La Corporación Autónoma Regional (CAR) logró detener una grave afectación al recurso suelo en la zona rural del municipio de Tibirita, Cundinamarca, gracias a una alerta oportuna por parte de la comunidad local. El incidente se presentó en un área protegida por la zonificación ambiental del Plan de Ordenamiento y Manejo de Cuencas Hidrográficas (POMCA) del río Garagoa.
Técnicos de la entidad ambiental realizaron una visita de verificación en la que se evidenció la remoción de cobertura vegetal, la alteración del suelo y la extracción de material orgánico, así como de rocas con características areno-arcillosas. Esta intervención no autorizada generaba un alto riesgo de degradación ecológica en una zona de gran importancia para el equilibrio hídrico y la conservación del territorio.

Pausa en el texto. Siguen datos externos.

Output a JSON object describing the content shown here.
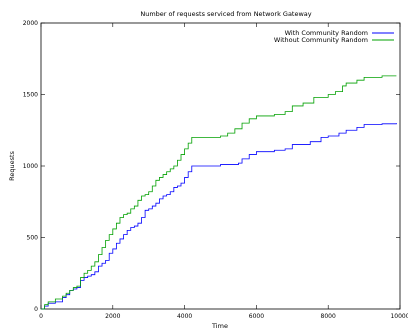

La pronta actuación fue posible gracias a la cooperación activa de la comunidad, que alertó sobre los movimientos de tierra irregulares. “Desde la CAR agradecemos profundamente la oportuna colaboración de los habitantes, quienes con su compromiso demuestran que proteger el medio ambiente es una responsabilidad compartida”, expresó un vocero de la corporación.
Este caso resalta la importancia de la vigilancia ciudadana y el papel crucial que juegan las comunidades rurales en la protección de los recursos naturales. La CAR continúa comprometida con el seguimiento a este tipo de situaciones y hace un llamado a todos los habitantes del territorio para que sigan denunciando cualquier actividad que ponga en riesgo los ecosistemas locales.